First thing is Ethereum is designed for a hostile environment in which up to 49.9% of the nodes may be not merely non-functional (crashed), but overtly hostile and deliberately sewing confusion in the network. It is not optimized for performance. The focus is on resilience.
The txpool is subjective from every perspective. It can be understood as the transactions a node (miner, if they want to be) is aware of that haven't been mined into a block. Transactions propagate through gossip, so eventually all nodes will be aware of all proposed transactions. In practice, this is never the case because of network latency. This is why the list is subjective from the perspective of every node.
Transactions that are malformed will not be propagated, otherwise that would be a denial of service attack vector. Transactions don't need to have any chance of success to propagate, for example, attempting to double-spend. The system imposes a financial cost to such exploits in the form of transaction fees (gas) that will be burned in the case of failed transaction. i.e. It is expensive to flood the network with useless transactions.
Another concern is the order of the transactions. Every (full) node processes transactions and forms its own conclusion about the network state. In this context, "state" means balances and data stored in contracts. But, in order to reach consensus about state, the nodes first need to reach consensus about the transaction order. This important function is addressed by miners and the mining process.
Miners have latitude about which transactions to include in a block. There are all sorts of economic considerations. Generally, the gas price is the sender's bid for priority. While it isn't the only consideration, miners are more likely to include transactions with a high gas price, especially during periods of network congestion.

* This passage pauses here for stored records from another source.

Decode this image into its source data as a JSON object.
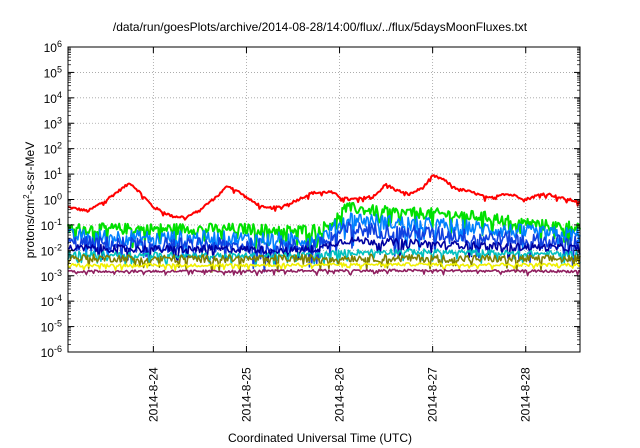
{
  "chart_data": {
    "type": "line",
    "title": "/data/run/goesPlots/archive/2014-08-28/14:00/flux/../flux/5daysMoonFluxes.txt",
    "xlabel": "Coordinated Universal Time (UTC)",
    "ylabel_parts": [
      "protons/cm",
      "2",
      "-s-sr-MeV"
    ],
    "yscale": "log",
    "ylim": [
      1e-06,
      1000000.0
    ],
    "y_ticks": [
      {
        "base": "10",
        "exp": "6",
        "value": 1000000.0
      },
      {
        "base": "10",
        "exp": "5",
        "value": 100000.0
      },
      {
        "base": "10",
        "exp": "4",
        "value": 10000.0
      },
      {
        "base": "10",
        "exp": "3",
        "value": 1000.0
      },
      {
        "base": "10",
        "exp": "2",
        "value": 100.0
      },
      {
        "base": "10",
        "exp": "1",
        "value": 10.0
      },
      {
        "base": "10",
        "exp": "0",
        "value": 1
      },
      {
        "base": "10",
        "exp": "-1",
        "value": 0.1
      },
      {
        "base": "10",
        "exp": "-2",
        "value": 0.01
      },
      {
        "base": "10",
        "exp": "-3",
        "value": 0.001
      },
      {
        "base": "10",
        "exp": "-4",
        "value": 0.0001
      },
      {
        "base": "10",
        "exp": "-5",
        "value": 1e-05
      },
      {
        "base": "10",
        "exp": "-6",
        "value": 1e-06
      }
    ],
    "xlim": [
      "2014-08-23 02:00",
      "2014-08-28 14:00"
    ],
    "x_ticks": [
      {
        "label": "2014-8-24",
        "day": 1
      },
      {
        "label": "2014-8-25",
        "day": 2
      },
      {
        "label": "2014-8-26",
        "day": 3
      },
      {
        "label": "2014-8-27",
        "day": 4
      },
      {
        "label": "2014-8-28",
        "day": 5
      }
    ],
    "x_units": "days after 2014-08-23 00:00 UTC",
    "xmin_day": 0.083,
    "xmax_day": 5.583,
    "grid": true,
    "series": [
      {
        "color": "#ff0000",
        "noise": 0.05,
        "x": [
          0.083,
          0.3,
          0.5,
          0.65,
          0.75,
          0.85,
          1.0,
          1.2,
          1.35,
          1.45,
          1.55,
          1.7,
          1.8,
          1.9,
          2.05,
          2.2,
          2.35,
          2.5,
          2.7,
          2.9,
          3.0,
          3.1,
          3.25,
          3.4,
          3.5,
          3.6,
          3.75,
          3.9,
          4.0,
          4.1,
          4.25,
          4.45,
          4.6,
          4.75,
          4.9,
          5.0,
          5.2,
          5.4,
          5.583
        ],
        "y": [
          0.5,
          0.35,
          1.0,
          2.5,
          4.5,
          2.0,
          0.5,
          0.22,
          0.2,
          0.3,
          0.55,
          1.5,
          3.5,
          2.2,
          0.9,
          0.45,
          0.5,
          0.8,
          1.8,
          2.0,
          1.3,
          1.0,
          1.1,
          1.7,
          4.0,
          2.4,
          1.6,
          3.0,
          8.5,
          6.5,
          2.8,
          1.8,
          1.1,
          1.7,
          1.4,
          1.0,
          1.8,
          1.1,
          0.8
        ]
      },
      {
        "color": "#00e000",
        "noise": 0.22,
        "x": [
          0.083,
          0.5,
          1.0,
          1.5,
          2.0,
          2.5,
          2.8,
          2.95,
          3.05,
          3.15,
          3.4,
          3.7,
          4.0,
          4.3,
          4.6,
          5.0,
          5.3,
          5.583
        ],
        "y": [
          0.07,
          0.07,
          0.07,
          0.07,
          0.07,
          0.06,
          0.07,
          0.15,
          0.45,
          0.45,
          0.35,
          0.3,
          0.28,
          0.24,
          0.2,
          0.12,
          0.09,
          0.09
        ]
      },
      {
        "color": "#0080ff",
        "noise": 0.3,
        "x": [
          0.083,
          0.5,
          1.0,
          1.5,
          2.0,
          2.5,
          2.8,
          2.95,
          3.1,
          3.3,
          3.6,
          4.0,
          4.4,
          4.8,
          5.2,
          5.583
        ],
        "y": [
          0.035,
          0.035,
          0.03,
          0.03,
          0.028,
          0.026,
          0.03,
          0.08,
          0.18,
          0.15,
          0.12,
          0.1,
          0.08,
          0.06,
          0.045,
          0.04
        ]
      },
      {
        "color": "#1040e0",
        "noise": 0.3,
        "x": [
          0.083,
          0.5,
          1.0,
          1.5,
          2.0,
          2.5,
          2.8,
          2.95,
          3.1,
          3.4,
          3.7,
          4.0,
          4.4,
          4.8,
          5.2,
          5.583
        ],
        "y": [
          0.018,
          0.018,
          0.016,
          0.016,
          0.015,
          0.014,
          0.017,
          0.04,
          0.07,
          0.06,
          0.05,
          0.045,
          0.035,
          0.028,
          0.022,
          0.02
        ]
      },
      {
        "color": "#0000a0",
        "noise": 0.15,
        "x": [
          0.083,
          0.5,
          1.0,
          1.5,
          2.0,
          2.5,
          2.8,
          2.95,
          3.1,
          3.4,
          3.7,
          4.0,
          4.4,
          4.8,
          5.2,
          5.583
        ],
        "y": [
          0.012,
          0.012,
          0.011,
          0.011,
          0.011,
          0.01,
          0.012,
          0.02,
          0.025,
          0.022,
          0.02,
          0.018,
          0.016,
          0.014,
          0.013,
          0.012
        ]
      },
      {
        "color": "#00c0c0",
        "noise": 0.12,
        "x": [
          0.083,
          1.0,
          2.0,
          2.8,
          3.0,
          3.5,
          4.0,
          4.5,
          5.0,
          5.583
        ],
        "y": [
          0.007,
          0.0065,
          0.006,
          0.0065,
          0.008,
          0.009,
          0.0085,
          0.008,
          0.0075,
          0.007
        ]
      },
      {
        "color": "#808000",
        "noise": 0.15,
        "x": [
          0.083,
          1.0,
          2.0,
          3.0,
          4.0,
          5.0,
          5.583
        ],
        "y": [
          0.005,
          0.0048,
          0.0046,
          0.005,
          0.0048,
          0.0046,
          0.0046
        ]
      },
      {
        "color": "#f0f000",
        "noise": 0.06,
        "x": [
          0.083,
          1.0,
          2.0,
          3.0,
          4.0,
          5.0,
          5.583
        ],
        "y": [
          0.0026,
          0.0026,
          0.0026,
          0.0028,
          0.0028,
          0.0027,
          0.0027
        ]
      },
      {
        "color": "#902060",
        "noise": 0.05,
        "x": [
          0.083,
          1.0,
          2.0,
          3.0,
          4.0,
          5.0,
          5.583
        ],
        "y": [
          0.0015,
          0.0015,
          0.0015,
          0.0016,
          0.0016,
          0.0015,
          0.0015
        ]
      }
    ]
  }
}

Which miner should perform the task?
In the case of a network where all the participants know and trust each other, something like a round-robin or fault-tolerant scheme would work. This is common in the world of private blockchains. A public blockchain needs another solution. Consider that reordering transactions can have non-trivial financial consequences. All sorts of angles are possible, so a public blockchain needs another solution to prevent a selfish miner from gaining outsized influence over network happenings.

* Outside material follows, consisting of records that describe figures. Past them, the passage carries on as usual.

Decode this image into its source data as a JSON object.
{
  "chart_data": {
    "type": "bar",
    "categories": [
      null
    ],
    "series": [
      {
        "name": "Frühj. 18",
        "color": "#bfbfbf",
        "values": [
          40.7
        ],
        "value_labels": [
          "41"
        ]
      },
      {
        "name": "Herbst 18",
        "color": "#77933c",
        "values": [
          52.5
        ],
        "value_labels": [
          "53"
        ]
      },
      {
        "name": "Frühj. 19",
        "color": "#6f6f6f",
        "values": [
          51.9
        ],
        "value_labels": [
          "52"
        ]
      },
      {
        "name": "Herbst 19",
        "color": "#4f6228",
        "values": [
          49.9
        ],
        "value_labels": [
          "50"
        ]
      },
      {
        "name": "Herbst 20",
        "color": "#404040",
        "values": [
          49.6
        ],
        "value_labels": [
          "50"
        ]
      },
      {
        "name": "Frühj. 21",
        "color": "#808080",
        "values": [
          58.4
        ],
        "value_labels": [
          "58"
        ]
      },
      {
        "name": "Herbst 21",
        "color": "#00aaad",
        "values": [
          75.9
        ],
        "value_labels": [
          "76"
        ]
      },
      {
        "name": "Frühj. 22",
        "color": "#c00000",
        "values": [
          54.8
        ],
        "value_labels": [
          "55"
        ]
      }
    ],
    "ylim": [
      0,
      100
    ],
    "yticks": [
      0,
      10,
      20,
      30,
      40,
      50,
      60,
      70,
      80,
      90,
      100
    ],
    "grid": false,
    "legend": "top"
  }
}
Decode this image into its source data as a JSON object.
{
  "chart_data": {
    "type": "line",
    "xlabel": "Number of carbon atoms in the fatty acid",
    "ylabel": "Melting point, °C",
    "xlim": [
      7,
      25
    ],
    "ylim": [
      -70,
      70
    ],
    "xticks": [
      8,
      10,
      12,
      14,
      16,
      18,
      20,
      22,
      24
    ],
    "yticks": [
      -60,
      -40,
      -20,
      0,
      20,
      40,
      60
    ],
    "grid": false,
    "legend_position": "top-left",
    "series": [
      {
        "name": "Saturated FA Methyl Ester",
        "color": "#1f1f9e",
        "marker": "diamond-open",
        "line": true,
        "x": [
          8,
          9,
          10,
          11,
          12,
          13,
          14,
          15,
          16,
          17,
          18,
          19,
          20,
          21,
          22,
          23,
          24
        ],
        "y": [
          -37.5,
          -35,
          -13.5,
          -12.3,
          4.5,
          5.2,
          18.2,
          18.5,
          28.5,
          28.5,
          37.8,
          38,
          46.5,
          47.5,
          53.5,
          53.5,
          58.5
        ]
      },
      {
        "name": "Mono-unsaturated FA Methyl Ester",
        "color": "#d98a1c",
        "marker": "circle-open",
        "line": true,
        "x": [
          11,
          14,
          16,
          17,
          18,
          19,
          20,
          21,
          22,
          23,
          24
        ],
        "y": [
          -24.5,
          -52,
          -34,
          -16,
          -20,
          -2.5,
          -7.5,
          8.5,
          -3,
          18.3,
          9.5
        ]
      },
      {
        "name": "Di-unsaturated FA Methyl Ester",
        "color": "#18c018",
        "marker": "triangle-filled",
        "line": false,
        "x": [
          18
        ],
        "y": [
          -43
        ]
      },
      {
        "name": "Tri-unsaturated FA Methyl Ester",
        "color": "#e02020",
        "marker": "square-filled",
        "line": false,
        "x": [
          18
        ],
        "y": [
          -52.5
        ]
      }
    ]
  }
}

This is where Proof-of-Work comes in. The puzzle (lottery) proves that considerable work went into "searching" for a magic number that will make the transaction block (an ordered set of transactions) work according to the network rules including difficulty.
When a successful miner "finds" a block (with a magic number, the nonce) they broadcast to the network. Other nodes will recognize the validity of the "solution" and accept the block of transactions as a de facto agreed transaction order. That makes it possible for each node to process the transactions in the same order as everyone else and reach the same conclusions about the impact of the transactions. In other words, everyone agrees on the results because everyone agrees on the inputs.

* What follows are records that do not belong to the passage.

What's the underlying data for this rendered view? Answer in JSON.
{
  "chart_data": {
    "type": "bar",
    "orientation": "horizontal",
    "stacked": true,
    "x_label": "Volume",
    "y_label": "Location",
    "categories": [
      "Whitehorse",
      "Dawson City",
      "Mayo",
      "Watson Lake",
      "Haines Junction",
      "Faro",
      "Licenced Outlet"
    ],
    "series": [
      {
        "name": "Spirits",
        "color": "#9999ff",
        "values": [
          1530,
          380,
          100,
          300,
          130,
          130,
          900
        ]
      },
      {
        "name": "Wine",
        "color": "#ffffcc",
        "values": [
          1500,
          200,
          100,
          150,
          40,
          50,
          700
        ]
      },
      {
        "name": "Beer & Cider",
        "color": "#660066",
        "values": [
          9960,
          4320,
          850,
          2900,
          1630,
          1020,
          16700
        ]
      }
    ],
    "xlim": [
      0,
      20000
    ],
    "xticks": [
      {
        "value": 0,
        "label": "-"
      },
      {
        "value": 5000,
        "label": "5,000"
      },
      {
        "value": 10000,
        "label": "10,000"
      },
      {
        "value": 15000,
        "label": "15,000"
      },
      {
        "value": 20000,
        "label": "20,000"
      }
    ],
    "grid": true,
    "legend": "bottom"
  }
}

It is common for multiple miners to "find" a block more or less at the same time and without knowledge that another miner also found a block due to network latency. In that case there are two possible interpretations and after some gossip, everyone will know. In that case, the "heaviest" fork wins. The other equally valid block gets some reward and still helps secure the consensus as an "ommer" a.k.a. "uncle". Those are the keywords if you want to dig deeper into mining.
In the end, the blockchain is a well-ordered series of blocks and each block is a well-ordered series of transactions. The transaction pool is a queue-like construct that is different on every node.
Hope it helps.